Damn the last half hour.
The Buenos Aires test felt like an opportunity to suggest Steve Hansen is our greatest All Black coach.
The stage had been set for another mandatory victory, another successful stop on the All Blacks' world domination tour, and they were winning in typical style. Topics are becoming hard to find, with each All Black victory looking like the next.
Then the test against Argentina collapsed like a drunk on a high wire and I felt obliged to backtrack quicker than Steve Tew heading for an airport. It was one of the ugliest half-hours of test rugby you could imagine, and there have been a few. Greatest was an inappropriate word.
Rugby has a serious problem if it wants to sell that muck to the world. Best to keep it in the backyard, methinks.
But what the hell. On with the Steve Hansen theory. The All Blacks still won, and had been very impressive up until then. Buenos Aires is a tough place to play and Argentina showed their class in the last World Cup. They are certainly no easybeats - just ask France - and include tough hombres led by their captain Agustin Creevy and No8 Facundo Isa.
Isa had one of the greatest games I've seen from a test forward. He carted the ball ahead over and over again, and his skilful work included one amazing release of the ball when he was being bundled over the touchline. He shouldered a staggering workload with the ball.
In the end though, none of these things end up mattering when it comes to playing the All Blacks these days. The scoreboard always says the same thing, and it is hardly ever close.
Hansen has got one impressive World Cup triumph locked up, has another on the CV as an assistant, and has risen from the ashes of 2007 to win over what is usually a fairly critical home audience.

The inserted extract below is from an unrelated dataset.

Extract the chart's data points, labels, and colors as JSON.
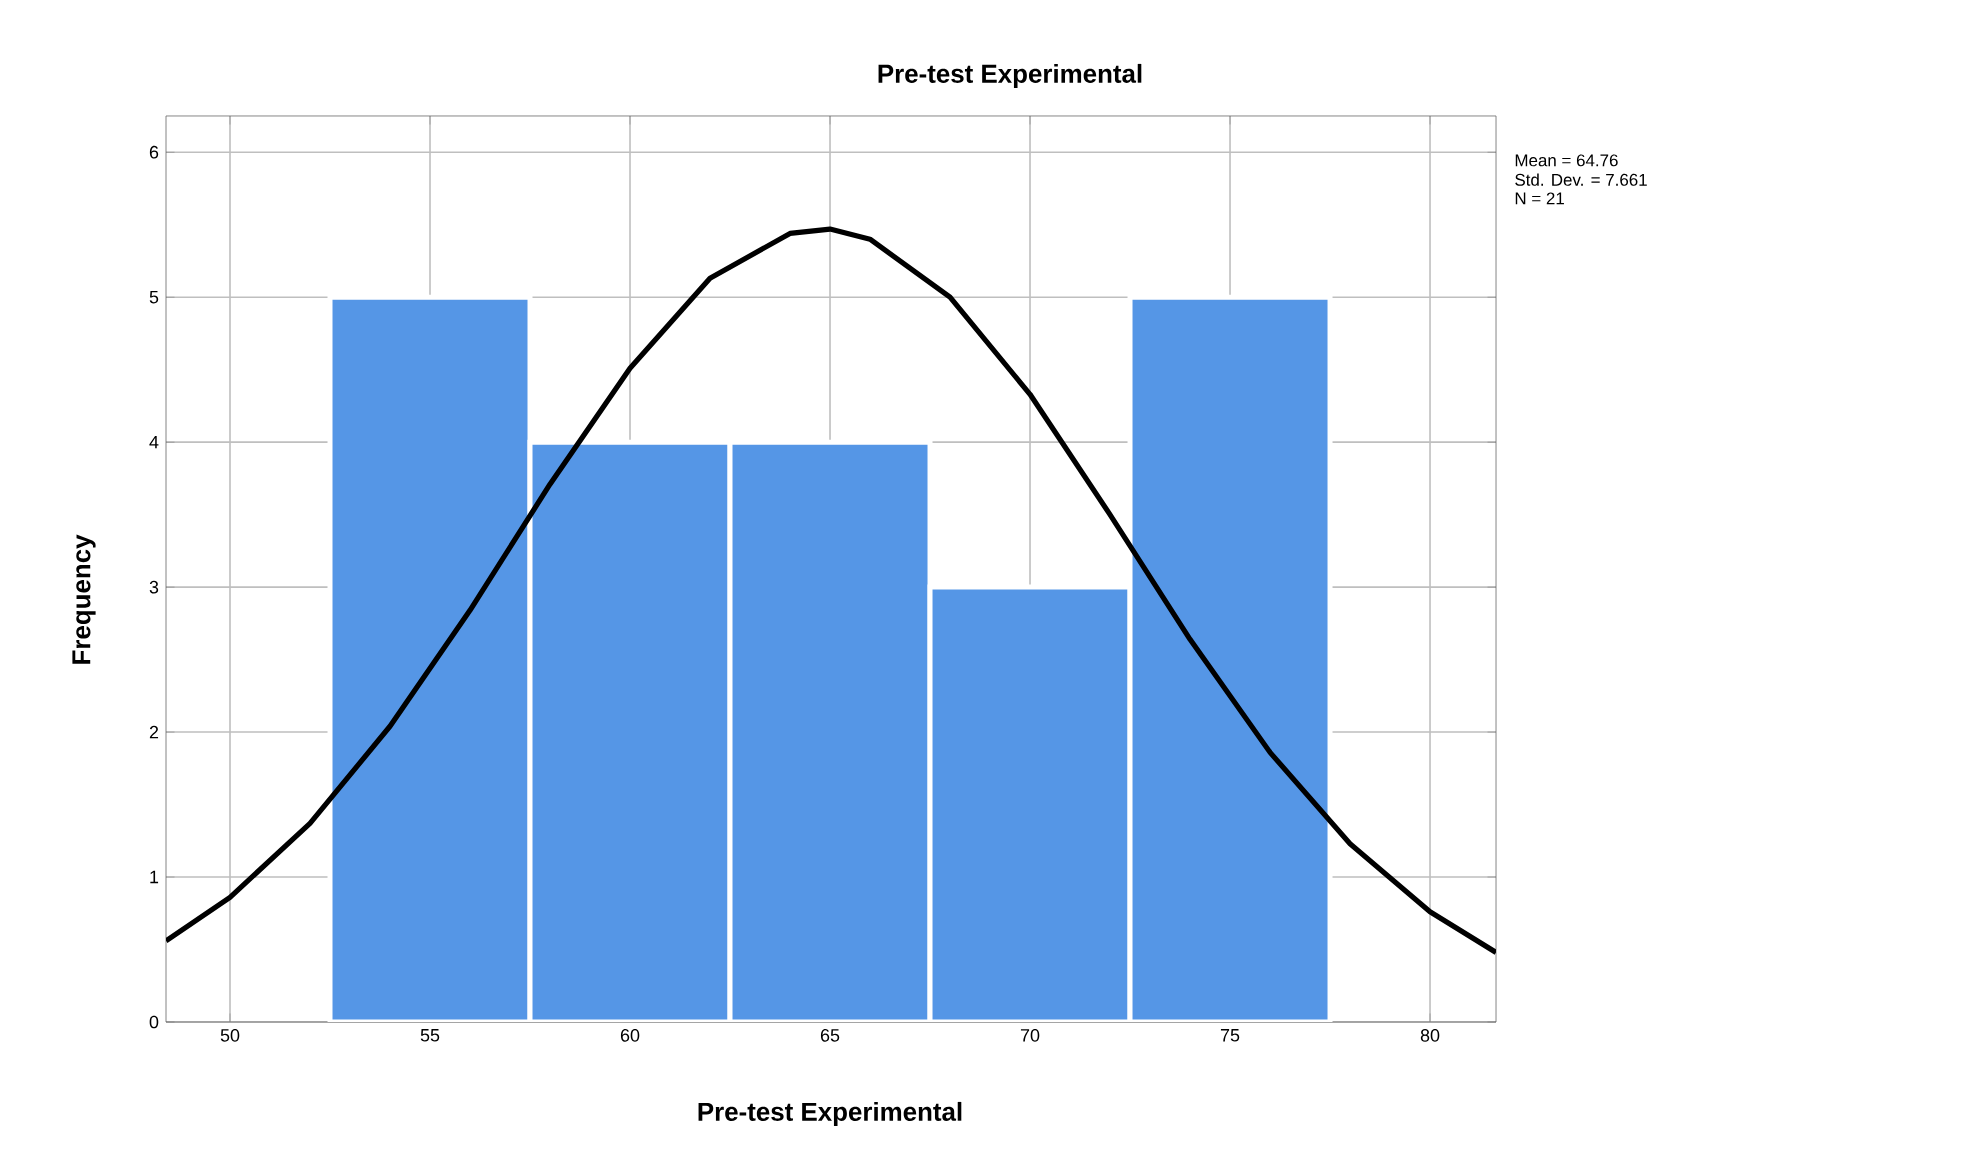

Undoubtedly a huge part of the secret sauce is the people he has surrounded himself with: Wayne Smith, Ian Foster, Grant Fox in particular. But that's all part of the deal. No previous coach has had the national side humming along in such a dominant fashion. There might be claims the poor state of world rugby is the foundation for this stunning run of success, but you can only play what's there, and the victories are generally by big margins.
Hansen has certainly got the cattle, but you still need to know how to use them. When it comes to world rugby, there is a great divide.
There are intriguing and hopefully genuine, tough challenges ahead for the All Blacks - the Lions, England and the next World Cup. Maybe there is a fall in there somewhere. For now, though, Hansen is untouchable.